A dandy in aspic, Brendan O’Brien has clearly been preserved from another era. All Home Counties consonants and inexorable jollification, the raffish pilot’s brazen blouson and audacious cravat spoke of a life of empire-era splendour; his every plum-shaped pronouncement hinting at continents claimed, Courvoisier quaffed and, very probably, countesses conquered. As such, he was the perfect sidekick for Spitfire Ace - a rather stuffy fellow whose staid demeanour and obsession with the technical minutiae of Royal Air Force machinery suggested, in marked contrast, one too many evenings spent immersed in war comic Victor.

Roped in to add a splash of pre-Second World War pizzazz to proceedings, Brendan took to his task - the Spitfire training of four young pilots - with the gentlemanly candour of the Effortlessly Posh. Only said upstarts stood between this time-defying flying ace and the Ultimate Prize (his own show on Living TV; or at least a guest spot on Richard and Judy, in which he pretends to be amused when Richard Madeley, weeping with self-congratulatory laughter, compares him to Biggles).

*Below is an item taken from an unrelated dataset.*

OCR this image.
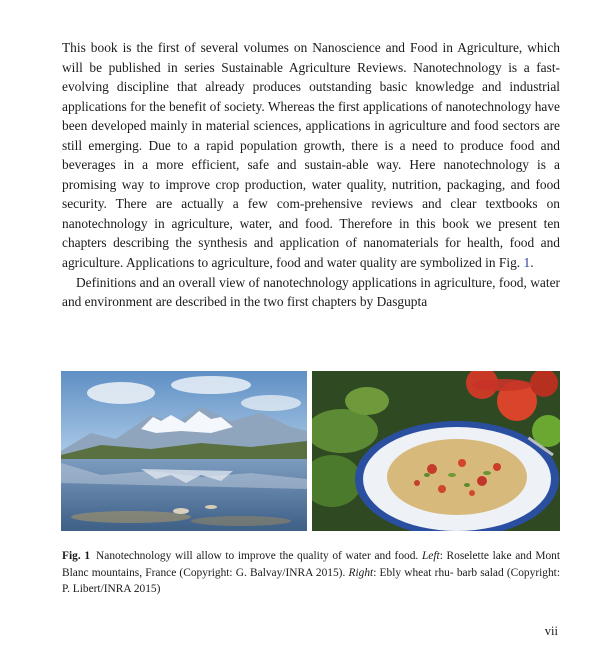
This book is the first of several volumes on Nanoscience and Food in Agriculture, which will be published in series Sustainable Agriculture Reviews. Nanotechnology is a fast-evolving discipline that already produces outstanding basic knowledge and industrial applications for the benefit of society. Whereas the first applications of nanotechnology have been developed mainly in material sciences, applications in agriculture and food sectors are still emerging. Due to a rapid population growth, there is a need to produce food and beverages in a more efficient, safe and sustain-able way. Here nanotechnology is a promising way to improve crop production, water quality, nutrition, packaging, and food security. There are actually a few com-prehensive reviews and clear textbooks on nanotechnology in agriculture, water, and food. Therefore in this book we present ten chapters describing the synthesis and application of nanomaterials for health, food and agriculture. Applications to agriculture, food and water quality are symbolized in Fig. 1.

Definitions and an overall view of nanotechnology applications in agriculture, food, water and environment are described in the two first chapters by Dasgupta

Fig. 1 Nanotechnology will allow to improve the quality of water and food. Left: Roselette lake and Mont Blanc mountains, France (Copyright: G. Balvay/INRA 2015). Right: Ebly wheat rhu- barb salad (Copyright: P. Libert/INRA 2015)
vii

Luckily, said youngsters were cut from similar cloth, their university education and double-barrelled surnames providing a shield of sorts against his fruitier comments. Together, striding along the RAF concourse in snug-fitting khaki jumpsuits, David, John, Ben and one with highlights whose name I didn’t catch looked rather like Blue, were well-educated, sensible boys with futures in the air-force, rather than fluff-headed popsters with futures in the hotel catering industry (if they’re lucky). While the "lads" busied themselves by lying on the grass and playing with their helmets, Spitfire Ace told us about the history of Britain’s fighter planes - a chronicle that was, like Brendan’s description of the interior of the Spitfire, long and ruddy complicated.

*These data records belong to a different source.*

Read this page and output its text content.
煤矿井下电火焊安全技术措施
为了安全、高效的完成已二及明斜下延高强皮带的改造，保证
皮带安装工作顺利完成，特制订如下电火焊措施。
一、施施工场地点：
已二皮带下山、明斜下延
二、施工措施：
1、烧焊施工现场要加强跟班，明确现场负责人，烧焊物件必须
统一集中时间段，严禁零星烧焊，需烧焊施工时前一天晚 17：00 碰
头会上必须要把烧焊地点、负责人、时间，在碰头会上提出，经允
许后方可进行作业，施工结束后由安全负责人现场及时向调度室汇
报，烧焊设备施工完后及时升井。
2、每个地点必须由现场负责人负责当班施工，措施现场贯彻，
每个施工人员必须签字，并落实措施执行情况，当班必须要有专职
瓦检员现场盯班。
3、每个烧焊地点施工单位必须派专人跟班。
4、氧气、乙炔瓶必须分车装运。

Still, we managed to pick up the odd useful titbit from the wreckage. Named after the tearaway daughter of one of the aircraft’s engineers (a title that designer Reg Mitchell deemed "bloody silly"), the Spitfire was the successor to the cumbersome Hurricane. Thanks to its elliptical wing arrangement, "24 litre beast" of an engine and eight machine guns, the slim-line, flirtier plane was instrumental in crushing Germany.

In order to mark themselves out as worthy of the honour of flying "Britain’s most iconic fighter plane", David, John, Ben and the one with highlights whose name I didn’t catch had to prove their mettle to Brendan. After nine hours of training (the same number that was accorded to the 3,000 pilots "lucky" enough to find themselves actively engaged in the Battle of Britain), the young bucks were ready to rock.

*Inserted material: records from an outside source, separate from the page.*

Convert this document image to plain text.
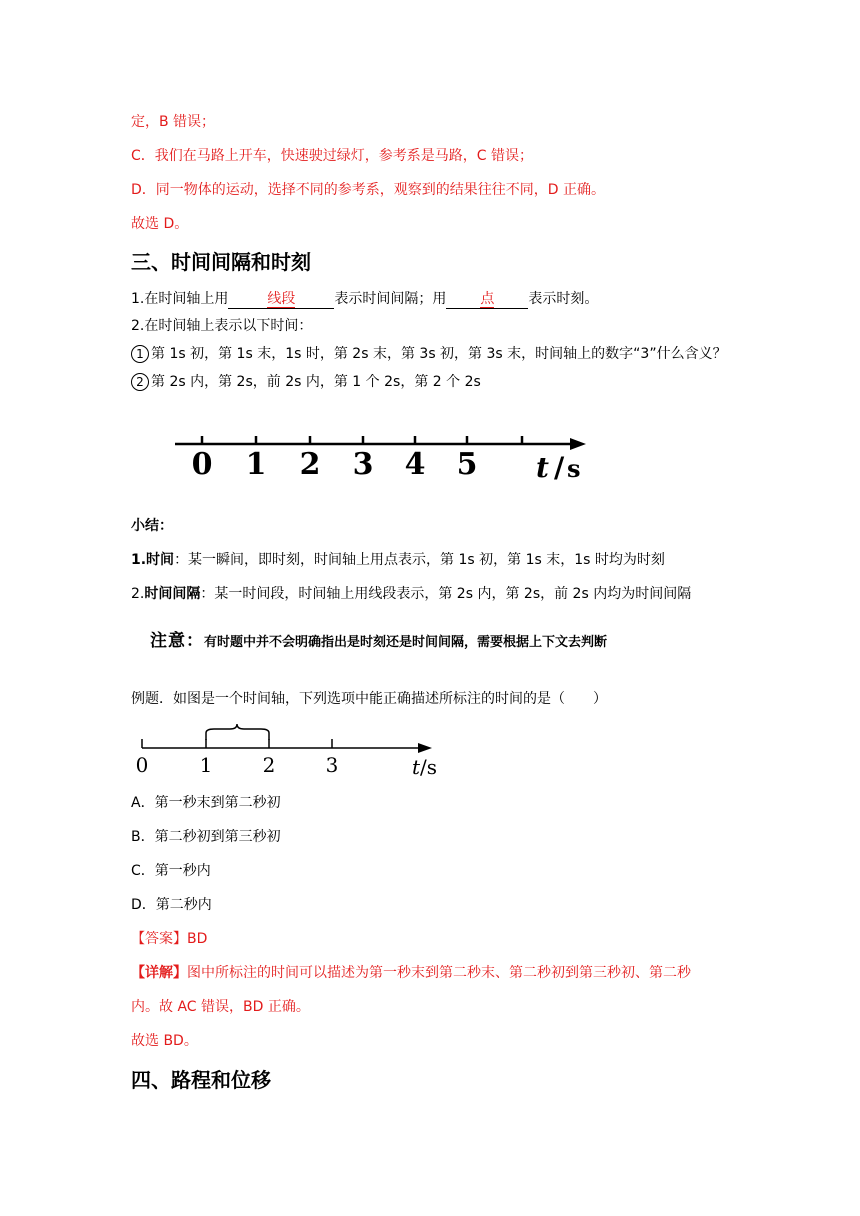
定，B 错误；
C．我们在马路上开车，快速驶过绿灯，参考系是马路，C 错误；
D．同一物体的运动，选择不同的参考系，观察到的结果往往不同，D 正确。
故选 D。
三、时间间隔和时刻
1.在时间轴上用	线段	表示时间间隔；用 点 表示时刻。
2.在时间轴上表示以下时间：
1 第 1s 初，第 1s 末，1s 时，第 2s 末，第 3s 初，第 3s 末，时间轴上的数字“3”什么含义？
2 第 2s 内，第 2s，前 2s 内，第 1 个 2s，第 2 个 2s
0 1 2 3 4 5 t / s
小结：
1.时间：某一瞬间，即时刻，时间轴上用点表示，第 1s 初，第 1s 末，1s 时均为时刻
2.时间间隔：某一时间段，时间轴上用线段表示，第 2s 内，第 2s，前 2s 内均为时间间隔
注意：有时题中并不会明确指出是时刻还是时间间隔，需要根据上下文去判断
例题．如图是一个时间轴，下列选项中能正确描述所标注的时间的是（　　）
0	1	2	3	t /s
A．第一秒末到第二秒初
B．第二秒初到第三秒初
C．第一秒内
D．第二秒内
【答案】BD
【详解】图中所标注的时间可以描述为第一秒末到第二秒末、第二秒初到第三秒初、第二秒
内。故 AC 错误，BD 正确。
故选 BD。
四、路程和位移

Up, up and away they went, as Brendan and his cravat looked on approvingly from the back seat. "Jolly good show!" he whooped, as runner-up David looped the loop. "Shit!" he screamed, as David unlooped the loop and, for a second, looked to be resolutely in the soup. "Make love to the sky," he barked at John, later; evidently still rattled. "Do not," he frowned, "SHAG IT." This was clearly the key to success with the Spitfire.

While the others had barely got past first base, John’s technique - all gentle encouragement and whispering reassurance - had her purring like a contented kitten. Was it a coincidence that John’s surname was Sweet? No. Further sauce flowed like HP at a Little Chef. Before boarding the Spitfire, would-be pilots were routinely blindfolded and encouraged to feel the craft’s "tits and bits".

"We stroked it," remembered a former ace, smiling saucily. "I fell in love with it," said another, moustache misting up at the memory. Dr Stephen Bungay - a tiny-eyed historian with a prodigious line in inappropriate sexual analogies - upped the ante by banging on about "the power of Eros" and how the Spitfire was "a sophisticated cat-walking glamour girl."

Talking of shameless tarts, Vicky Pollard, Little Britain’s least comprehensible teenager, has lost her baby. The social worker wanted to know where it had gone. Turns out she’d swapped it for a Westlife CD. Best thing for it, really.